Ag Secretary and Trade Rep Blast Japanese Import Barriers
WASHINGTON (AP) _ Japanese consumers are paying far too much for beef and citrus products because of trade barriers that Tokyo has thus far refused to lower despite repeated appeals, American officials said Tuesday.
″We still have to hear from the Japanese on their willingness to liberalize beef and citrus,″ Agriculture Secretary Richard E. Lyng told a news conference called to focus attention on an upcoming deadline.
A four-year agreement under which the United States has not challenged Japanese quotas on imports of American beef and citrus expires on March 31, and U.S. trade officials have been pressing for an end to the import curbs.
Japanese officials have been saying that wiping out the quotas would mean a deluge of American citrus and beef that would doom their smaller producers.
Lyng and U.S. Trade Representative Clayton K. Yeutter said American navel oranges that sold for 33 cents each in Washington on March 1 were selling for 65 cents each in Tokyo.
Grapefruits selling for 32 cents each in Washington sold for 73 cents in Tokyo on the same day, they said, and consumers in the nation’s capital were paying $4.99 a pound for strip sirloin while consumers in Japan’s capital were paying $20.56 a pound for comparable steak.
Yeutter said it was uncertain whether eliminating the import curbs would mean unemployment in the beef and citrus sectors of Japanese agriculture.

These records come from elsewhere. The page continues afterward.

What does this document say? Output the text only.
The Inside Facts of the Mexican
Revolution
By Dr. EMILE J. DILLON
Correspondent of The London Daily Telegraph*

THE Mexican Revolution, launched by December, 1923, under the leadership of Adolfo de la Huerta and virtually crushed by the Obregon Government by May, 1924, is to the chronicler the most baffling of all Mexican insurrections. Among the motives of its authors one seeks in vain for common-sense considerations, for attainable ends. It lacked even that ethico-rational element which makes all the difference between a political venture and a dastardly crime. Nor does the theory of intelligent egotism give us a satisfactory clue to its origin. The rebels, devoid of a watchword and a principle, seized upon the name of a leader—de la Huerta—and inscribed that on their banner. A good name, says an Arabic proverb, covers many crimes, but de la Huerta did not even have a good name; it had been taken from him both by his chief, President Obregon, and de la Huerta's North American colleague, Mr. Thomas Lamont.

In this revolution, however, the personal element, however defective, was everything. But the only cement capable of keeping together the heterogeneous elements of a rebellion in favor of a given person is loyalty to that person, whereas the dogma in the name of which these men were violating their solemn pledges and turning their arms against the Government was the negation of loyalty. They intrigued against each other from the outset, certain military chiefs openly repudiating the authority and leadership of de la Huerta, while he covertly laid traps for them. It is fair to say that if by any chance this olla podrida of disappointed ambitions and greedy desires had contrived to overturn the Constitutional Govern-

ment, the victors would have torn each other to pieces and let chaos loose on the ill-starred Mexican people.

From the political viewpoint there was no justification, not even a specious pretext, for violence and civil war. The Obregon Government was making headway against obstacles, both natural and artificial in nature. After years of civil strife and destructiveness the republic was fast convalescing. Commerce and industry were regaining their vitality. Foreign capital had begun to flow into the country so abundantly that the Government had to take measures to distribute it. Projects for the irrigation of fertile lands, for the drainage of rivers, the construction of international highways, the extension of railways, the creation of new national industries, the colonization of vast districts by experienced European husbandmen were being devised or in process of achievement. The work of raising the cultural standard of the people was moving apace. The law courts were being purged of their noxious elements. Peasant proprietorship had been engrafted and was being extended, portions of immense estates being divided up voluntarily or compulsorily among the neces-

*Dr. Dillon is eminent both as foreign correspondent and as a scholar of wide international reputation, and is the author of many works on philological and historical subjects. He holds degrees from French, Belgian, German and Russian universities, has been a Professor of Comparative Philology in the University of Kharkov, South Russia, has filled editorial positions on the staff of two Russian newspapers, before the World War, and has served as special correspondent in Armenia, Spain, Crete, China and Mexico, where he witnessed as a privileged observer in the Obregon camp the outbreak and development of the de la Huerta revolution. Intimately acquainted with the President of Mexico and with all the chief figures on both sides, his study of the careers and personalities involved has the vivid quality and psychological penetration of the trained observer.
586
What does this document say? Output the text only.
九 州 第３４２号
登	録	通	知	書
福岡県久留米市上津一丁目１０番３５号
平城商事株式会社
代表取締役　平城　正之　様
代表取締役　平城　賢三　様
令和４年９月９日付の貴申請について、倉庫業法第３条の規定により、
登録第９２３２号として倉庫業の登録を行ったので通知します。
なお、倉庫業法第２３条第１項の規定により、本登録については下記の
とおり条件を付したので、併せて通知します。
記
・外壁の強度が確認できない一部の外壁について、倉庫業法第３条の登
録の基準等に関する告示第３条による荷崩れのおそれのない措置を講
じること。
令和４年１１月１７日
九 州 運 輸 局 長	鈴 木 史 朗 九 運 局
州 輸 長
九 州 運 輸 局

He said it would depend ″on whether our Japanese friends are resilient″ enough to cope with intensified competition.
If some unemployment resulted, ″that’s the price we pay for a free and open trading system,″ Yeutter said. ″We’ve had some adjustment too.″
One option open to the United States would be to seek a ruling against the Japanese for unfair trade practices under the General Agreement on Tariffs and Trade, the officials said. They said another would be to start action possibly leading to retaliation against the Japanese barriers.
Lyng said there would be little the Japanese could do by way of retaliation against any such U.S. action.
″A country that enjoys such a favorable trade balance with the United States is in no position″ to bring too much pressure against this country, Lyng said.